Concrètement, comment favorisez-vous ce transfert de technologie ?

La création de start-up identifiées « deep tech » est un excellent moyen de favoriser le développement de technologies de ruptures. Comme il n’existe généralement rien de similaire sur le marché, les entreprises ont du mal à se projeter et ont du mal à évaluer le risque. Les start-up sont suffisamment agiles pour parvenir à faire « la preuve de marché », c’est-à-dire à trouver leur premier client. Elles seront ensuite intégrées à une entreprise existante par un rachat. Depuis 2012, le réseau des SATT accompagne 493 start-up. Elles sont toutes en vie, ce qui témoigne de la solidité de notre écosystème lorsque l’on sait que seule 1 start-up sur 3 passe habituellement le cap des trois ans.Au-delà des investissements réalisés par les SATT, ces start-up ont levé 580 millions d’euros de capitaux auprès d’investisseurs privés.

Comment identifiez-vous les technologies à accompagner ?

Nous nous basons sur les axes de souveraineté technologies et les grandes orientations stratégiques définies par l’Etat. Par exemple, le gouvernement a récemment déclaré que le stockage de l’énergie et l’hydrogène représentaient des enjeux importants. Nous nous coordonnons par rapport à ces besoins pour identifier les technologies les plus prometteuses et les accompagner très en amonts de leurs développements. Nous intervenons même avant le stade d’amorçage de la start-up.

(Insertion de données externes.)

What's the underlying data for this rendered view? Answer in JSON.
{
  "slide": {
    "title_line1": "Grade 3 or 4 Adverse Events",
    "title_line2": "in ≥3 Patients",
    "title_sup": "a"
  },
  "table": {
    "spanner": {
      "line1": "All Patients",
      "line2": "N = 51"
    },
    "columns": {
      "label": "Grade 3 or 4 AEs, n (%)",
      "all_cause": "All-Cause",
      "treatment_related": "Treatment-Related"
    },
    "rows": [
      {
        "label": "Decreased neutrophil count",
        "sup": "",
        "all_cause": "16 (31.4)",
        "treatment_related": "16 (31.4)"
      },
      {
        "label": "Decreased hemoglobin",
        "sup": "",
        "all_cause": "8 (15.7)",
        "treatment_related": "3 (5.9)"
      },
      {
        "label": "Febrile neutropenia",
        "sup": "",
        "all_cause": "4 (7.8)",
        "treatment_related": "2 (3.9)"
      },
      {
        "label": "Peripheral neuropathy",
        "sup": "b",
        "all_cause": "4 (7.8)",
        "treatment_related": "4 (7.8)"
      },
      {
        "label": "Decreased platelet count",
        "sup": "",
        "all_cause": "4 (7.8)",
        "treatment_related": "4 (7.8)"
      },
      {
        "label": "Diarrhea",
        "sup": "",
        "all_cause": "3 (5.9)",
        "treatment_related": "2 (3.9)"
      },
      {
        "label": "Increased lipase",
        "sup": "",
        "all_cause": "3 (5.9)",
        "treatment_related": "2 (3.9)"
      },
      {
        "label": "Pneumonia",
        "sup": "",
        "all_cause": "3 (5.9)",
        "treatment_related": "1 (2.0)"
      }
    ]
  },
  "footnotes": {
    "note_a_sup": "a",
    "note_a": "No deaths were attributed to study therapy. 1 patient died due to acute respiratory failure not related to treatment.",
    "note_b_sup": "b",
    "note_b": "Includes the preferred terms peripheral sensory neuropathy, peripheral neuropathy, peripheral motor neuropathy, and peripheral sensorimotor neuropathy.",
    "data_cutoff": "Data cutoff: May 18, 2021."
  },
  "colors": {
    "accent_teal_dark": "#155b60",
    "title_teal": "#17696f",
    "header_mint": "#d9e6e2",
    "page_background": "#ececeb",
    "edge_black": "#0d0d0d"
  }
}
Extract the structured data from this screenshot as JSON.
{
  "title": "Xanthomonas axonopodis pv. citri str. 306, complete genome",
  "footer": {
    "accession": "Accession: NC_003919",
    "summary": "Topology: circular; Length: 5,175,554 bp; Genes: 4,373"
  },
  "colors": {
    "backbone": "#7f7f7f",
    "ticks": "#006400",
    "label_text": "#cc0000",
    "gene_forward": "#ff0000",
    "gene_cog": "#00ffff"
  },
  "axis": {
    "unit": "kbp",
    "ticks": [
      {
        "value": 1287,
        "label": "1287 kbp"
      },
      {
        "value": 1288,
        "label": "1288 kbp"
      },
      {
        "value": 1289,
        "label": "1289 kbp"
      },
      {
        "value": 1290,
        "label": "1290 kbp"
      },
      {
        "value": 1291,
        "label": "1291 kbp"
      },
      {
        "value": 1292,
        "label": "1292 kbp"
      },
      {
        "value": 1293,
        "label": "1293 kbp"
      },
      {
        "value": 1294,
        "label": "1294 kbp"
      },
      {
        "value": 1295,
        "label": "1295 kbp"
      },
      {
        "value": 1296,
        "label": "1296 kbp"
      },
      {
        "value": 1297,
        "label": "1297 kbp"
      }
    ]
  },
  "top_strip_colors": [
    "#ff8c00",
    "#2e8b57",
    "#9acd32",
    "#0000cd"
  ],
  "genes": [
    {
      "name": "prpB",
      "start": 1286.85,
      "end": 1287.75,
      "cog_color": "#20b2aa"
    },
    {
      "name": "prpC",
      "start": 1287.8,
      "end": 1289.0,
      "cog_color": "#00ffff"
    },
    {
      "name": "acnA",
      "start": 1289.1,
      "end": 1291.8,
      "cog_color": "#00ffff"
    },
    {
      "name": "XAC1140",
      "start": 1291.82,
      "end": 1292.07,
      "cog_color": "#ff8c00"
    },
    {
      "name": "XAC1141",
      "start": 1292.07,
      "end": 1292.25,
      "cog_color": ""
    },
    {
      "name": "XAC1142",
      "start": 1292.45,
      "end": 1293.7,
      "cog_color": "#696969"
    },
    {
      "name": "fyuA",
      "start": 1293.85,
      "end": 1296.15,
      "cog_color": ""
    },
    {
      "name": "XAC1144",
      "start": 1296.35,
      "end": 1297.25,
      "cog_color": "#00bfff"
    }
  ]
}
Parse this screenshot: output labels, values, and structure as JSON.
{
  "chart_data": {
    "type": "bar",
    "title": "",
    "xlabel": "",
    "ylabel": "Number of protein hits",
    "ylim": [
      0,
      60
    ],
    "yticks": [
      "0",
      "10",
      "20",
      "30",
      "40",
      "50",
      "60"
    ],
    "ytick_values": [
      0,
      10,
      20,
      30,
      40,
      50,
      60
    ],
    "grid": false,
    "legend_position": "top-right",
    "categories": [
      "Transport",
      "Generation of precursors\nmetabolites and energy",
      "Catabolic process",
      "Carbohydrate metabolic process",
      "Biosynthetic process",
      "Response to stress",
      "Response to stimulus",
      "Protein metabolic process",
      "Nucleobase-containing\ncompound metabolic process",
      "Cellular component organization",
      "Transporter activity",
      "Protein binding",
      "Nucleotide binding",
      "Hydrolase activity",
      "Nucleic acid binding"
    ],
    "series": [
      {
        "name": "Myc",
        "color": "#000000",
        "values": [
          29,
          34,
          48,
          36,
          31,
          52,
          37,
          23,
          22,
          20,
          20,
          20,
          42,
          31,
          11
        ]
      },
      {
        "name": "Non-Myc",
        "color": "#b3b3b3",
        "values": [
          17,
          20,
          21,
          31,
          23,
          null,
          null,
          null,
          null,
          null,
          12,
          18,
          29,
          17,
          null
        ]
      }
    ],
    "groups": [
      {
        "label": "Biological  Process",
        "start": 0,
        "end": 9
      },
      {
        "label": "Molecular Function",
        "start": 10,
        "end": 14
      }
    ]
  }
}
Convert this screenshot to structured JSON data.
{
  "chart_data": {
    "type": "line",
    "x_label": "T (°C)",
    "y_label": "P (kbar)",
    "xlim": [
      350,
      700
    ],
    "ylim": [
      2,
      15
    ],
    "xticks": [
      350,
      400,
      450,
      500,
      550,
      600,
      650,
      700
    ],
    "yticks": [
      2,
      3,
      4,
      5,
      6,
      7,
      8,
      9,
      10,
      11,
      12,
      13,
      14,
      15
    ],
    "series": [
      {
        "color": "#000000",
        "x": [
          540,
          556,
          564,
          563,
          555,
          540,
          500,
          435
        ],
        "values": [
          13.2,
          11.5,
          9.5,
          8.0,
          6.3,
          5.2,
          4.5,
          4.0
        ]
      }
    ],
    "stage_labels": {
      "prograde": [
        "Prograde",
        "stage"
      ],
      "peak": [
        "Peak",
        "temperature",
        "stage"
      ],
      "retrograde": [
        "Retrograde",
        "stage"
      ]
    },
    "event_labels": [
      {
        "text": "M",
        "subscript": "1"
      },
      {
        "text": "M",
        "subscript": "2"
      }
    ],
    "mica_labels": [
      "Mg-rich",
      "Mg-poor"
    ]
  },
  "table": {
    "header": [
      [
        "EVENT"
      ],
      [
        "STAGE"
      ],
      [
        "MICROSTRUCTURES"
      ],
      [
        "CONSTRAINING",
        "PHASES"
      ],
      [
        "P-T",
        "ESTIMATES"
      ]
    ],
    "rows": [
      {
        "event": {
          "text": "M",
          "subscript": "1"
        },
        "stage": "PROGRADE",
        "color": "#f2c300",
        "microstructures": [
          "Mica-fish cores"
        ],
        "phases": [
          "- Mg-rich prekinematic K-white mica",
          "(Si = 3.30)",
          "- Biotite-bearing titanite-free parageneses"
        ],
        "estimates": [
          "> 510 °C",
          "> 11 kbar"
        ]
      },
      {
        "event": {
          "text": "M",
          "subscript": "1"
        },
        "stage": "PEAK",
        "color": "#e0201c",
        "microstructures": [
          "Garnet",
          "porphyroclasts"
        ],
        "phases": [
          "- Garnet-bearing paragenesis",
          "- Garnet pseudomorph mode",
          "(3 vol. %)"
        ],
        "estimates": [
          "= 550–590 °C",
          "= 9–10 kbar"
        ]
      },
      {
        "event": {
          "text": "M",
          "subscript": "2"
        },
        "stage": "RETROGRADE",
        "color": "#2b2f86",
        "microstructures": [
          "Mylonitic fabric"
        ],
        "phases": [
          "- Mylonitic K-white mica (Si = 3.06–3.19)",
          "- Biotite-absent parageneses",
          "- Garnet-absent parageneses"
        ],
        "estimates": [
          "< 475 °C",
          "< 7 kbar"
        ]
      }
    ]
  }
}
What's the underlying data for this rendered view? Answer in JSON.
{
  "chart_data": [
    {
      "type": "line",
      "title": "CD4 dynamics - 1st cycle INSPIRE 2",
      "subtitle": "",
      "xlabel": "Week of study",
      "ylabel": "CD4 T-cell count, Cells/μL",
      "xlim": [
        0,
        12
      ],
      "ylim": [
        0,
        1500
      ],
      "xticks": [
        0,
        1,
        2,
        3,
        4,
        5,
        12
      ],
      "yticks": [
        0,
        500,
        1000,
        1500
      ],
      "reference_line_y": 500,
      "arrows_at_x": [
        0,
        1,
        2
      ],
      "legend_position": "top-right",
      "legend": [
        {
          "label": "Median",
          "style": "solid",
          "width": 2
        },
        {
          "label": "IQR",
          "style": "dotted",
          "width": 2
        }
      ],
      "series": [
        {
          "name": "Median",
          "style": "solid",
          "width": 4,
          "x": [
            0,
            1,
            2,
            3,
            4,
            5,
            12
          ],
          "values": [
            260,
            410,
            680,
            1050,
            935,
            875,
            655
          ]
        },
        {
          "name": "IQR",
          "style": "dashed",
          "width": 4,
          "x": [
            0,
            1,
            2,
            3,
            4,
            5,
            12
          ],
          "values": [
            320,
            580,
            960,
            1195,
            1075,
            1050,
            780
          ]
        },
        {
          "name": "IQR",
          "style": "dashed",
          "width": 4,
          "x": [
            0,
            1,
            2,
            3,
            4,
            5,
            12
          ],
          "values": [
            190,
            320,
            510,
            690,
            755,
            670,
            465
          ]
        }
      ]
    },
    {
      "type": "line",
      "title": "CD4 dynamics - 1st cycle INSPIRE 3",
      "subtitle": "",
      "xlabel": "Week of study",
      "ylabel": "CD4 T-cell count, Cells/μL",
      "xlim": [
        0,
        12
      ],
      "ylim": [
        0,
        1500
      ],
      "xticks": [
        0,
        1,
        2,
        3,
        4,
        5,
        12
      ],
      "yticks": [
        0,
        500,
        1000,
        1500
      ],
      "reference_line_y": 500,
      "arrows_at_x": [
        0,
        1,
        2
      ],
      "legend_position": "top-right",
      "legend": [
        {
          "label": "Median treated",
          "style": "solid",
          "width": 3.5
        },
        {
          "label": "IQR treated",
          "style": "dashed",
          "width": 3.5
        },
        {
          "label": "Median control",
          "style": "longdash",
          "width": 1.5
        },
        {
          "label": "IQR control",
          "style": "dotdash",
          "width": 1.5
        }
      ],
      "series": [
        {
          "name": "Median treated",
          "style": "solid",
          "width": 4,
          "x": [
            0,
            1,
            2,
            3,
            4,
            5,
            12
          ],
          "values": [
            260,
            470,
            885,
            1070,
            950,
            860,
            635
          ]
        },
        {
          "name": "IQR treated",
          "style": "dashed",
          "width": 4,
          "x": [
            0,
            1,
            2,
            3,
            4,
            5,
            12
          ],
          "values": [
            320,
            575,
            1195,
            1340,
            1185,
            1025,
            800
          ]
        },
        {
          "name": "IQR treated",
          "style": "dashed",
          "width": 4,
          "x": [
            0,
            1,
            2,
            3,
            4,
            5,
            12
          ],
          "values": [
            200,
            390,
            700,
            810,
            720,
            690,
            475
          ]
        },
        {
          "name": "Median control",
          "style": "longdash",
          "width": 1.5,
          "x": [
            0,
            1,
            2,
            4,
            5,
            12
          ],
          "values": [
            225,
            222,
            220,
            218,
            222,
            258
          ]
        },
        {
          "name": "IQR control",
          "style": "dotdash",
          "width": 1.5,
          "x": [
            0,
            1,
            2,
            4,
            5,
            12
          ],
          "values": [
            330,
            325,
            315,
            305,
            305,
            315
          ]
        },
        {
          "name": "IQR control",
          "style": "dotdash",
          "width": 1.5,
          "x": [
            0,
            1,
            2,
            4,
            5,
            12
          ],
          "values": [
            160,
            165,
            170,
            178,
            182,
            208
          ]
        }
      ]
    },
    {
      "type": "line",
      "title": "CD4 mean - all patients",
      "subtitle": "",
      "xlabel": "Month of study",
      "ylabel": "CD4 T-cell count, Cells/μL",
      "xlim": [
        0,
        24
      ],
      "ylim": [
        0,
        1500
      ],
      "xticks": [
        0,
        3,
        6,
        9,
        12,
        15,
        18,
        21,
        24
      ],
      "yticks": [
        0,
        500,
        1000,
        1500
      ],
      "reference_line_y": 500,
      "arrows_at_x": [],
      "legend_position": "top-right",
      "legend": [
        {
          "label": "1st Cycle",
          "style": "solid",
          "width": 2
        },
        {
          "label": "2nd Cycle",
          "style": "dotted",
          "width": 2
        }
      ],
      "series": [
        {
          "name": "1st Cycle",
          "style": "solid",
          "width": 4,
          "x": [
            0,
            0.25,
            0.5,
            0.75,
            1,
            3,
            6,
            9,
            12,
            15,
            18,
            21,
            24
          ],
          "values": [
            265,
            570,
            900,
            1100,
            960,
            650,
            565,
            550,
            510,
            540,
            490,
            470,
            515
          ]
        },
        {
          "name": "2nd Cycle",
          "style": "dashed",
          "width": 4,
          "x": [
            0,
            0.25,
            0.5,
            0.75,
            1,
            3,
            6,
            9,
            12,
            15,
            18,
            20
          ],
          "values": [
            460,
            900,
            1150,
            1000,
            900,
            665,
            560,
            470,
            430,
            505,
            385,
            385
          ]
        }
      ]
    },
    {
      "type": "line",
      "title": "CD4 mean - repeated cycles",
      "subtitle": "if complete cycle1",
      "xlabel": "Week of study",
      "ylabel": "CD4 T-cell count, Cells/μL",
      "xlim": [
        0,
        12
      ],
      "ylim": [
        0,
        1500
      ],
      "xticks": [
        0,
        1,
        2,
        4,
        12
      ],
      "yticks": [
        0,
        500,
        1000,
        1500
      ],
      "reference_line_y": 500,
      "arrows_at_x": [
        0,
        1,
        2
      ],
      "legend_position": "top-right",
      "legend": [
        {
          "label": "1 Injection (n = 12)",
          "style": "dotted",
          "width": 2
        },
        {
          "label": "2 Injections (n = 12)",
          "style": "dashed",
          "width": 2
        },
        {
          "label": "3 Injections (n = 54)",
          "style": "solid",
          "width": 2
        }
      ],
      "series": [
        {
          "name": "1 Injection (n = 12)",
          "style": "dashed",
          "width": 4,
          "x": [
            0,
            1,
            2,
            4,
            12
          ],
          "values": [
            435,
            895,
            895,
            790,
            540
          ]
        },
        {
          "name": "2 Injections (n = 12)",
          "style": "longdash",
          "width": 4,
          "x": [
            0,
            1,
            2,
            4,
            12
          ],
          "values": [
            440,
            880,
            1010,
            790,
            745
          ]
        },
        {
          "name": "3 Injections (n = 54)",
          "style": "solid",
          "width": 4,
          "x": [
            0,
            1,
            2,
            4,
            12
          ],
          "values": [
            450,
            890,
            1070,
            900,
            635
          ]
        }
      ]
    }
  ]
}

L’innovation n’est-elle pas ainsi trop déconnectée du besoin des entreprises ?

Non, car notre arsenal ne se limite pas à cette approche dite « Techno push ». La compétitivité des entreprises doit également être soutenue par la démarche d’innovation. Dans ce cadre, nous nous rapprochons des industriels pour leur demander « de quoi avez-vous besoin ? ». Nous partons de l’expression d’un besoin, et nous accompagnons l’entreprise avec la bonne technologie. Nous avons identifié deux leviers importants pour favoriser cet accompagnement : la mise en relation avec les chercheurs et la démocratisation de la propriété intellectuelle. Le premier part du constat qu’il n’y a pas de meilleurs experts qu’un chercheur. Nous avons donc mis en place une plateforme, baptisée Linkinnov, qui permet de mettre en relation les experts académiques et les entreprises. Le site est accessible en bêta-test depuis le mois de janvier. Les industriels peuvent exprimer une demande sur le site et ils seront mis en relation avec l’expert le plus pertinent. Les échanges sont contractualisés via la plateforme ce qui permet aux chercheurs de s’affranchir du statut d’auto-entrepreneur. Un avantage collatéral de Linkinnov est de pouvoir analyser les grandes tendances industrielles en fonction des requêtes enregistrées.

Et dans le domaine de la propriété intellectuelle ?

Nous avons un projet ambitieux : offrir un accès aux brevets des chercheurs « dormants » dans les placards. Pour cela, nous avons mis en place Lencify, une plateforme web qui permet d’accéder, en contrepartie d’un abonnement mensuel, à près de 2000 brevets. Nous entrons actuellement en phase de bêta-test, mais nous visons à terme la mise à disposition de près de 10 000 brevets. Lencify a été pensé comme une « marketplace » d’innovations sur un modèle proche de celui d’un Netflix. En facilitant l’acquisition de brevets et la démocratisation de la propriété intellectuelle par une offre « à la demande », nous avons pour objectif d’offrir à la plus petite entreprise en France les moyens d’avoir un portefeuille de brevets digne de celui des grandes entreprises internationales.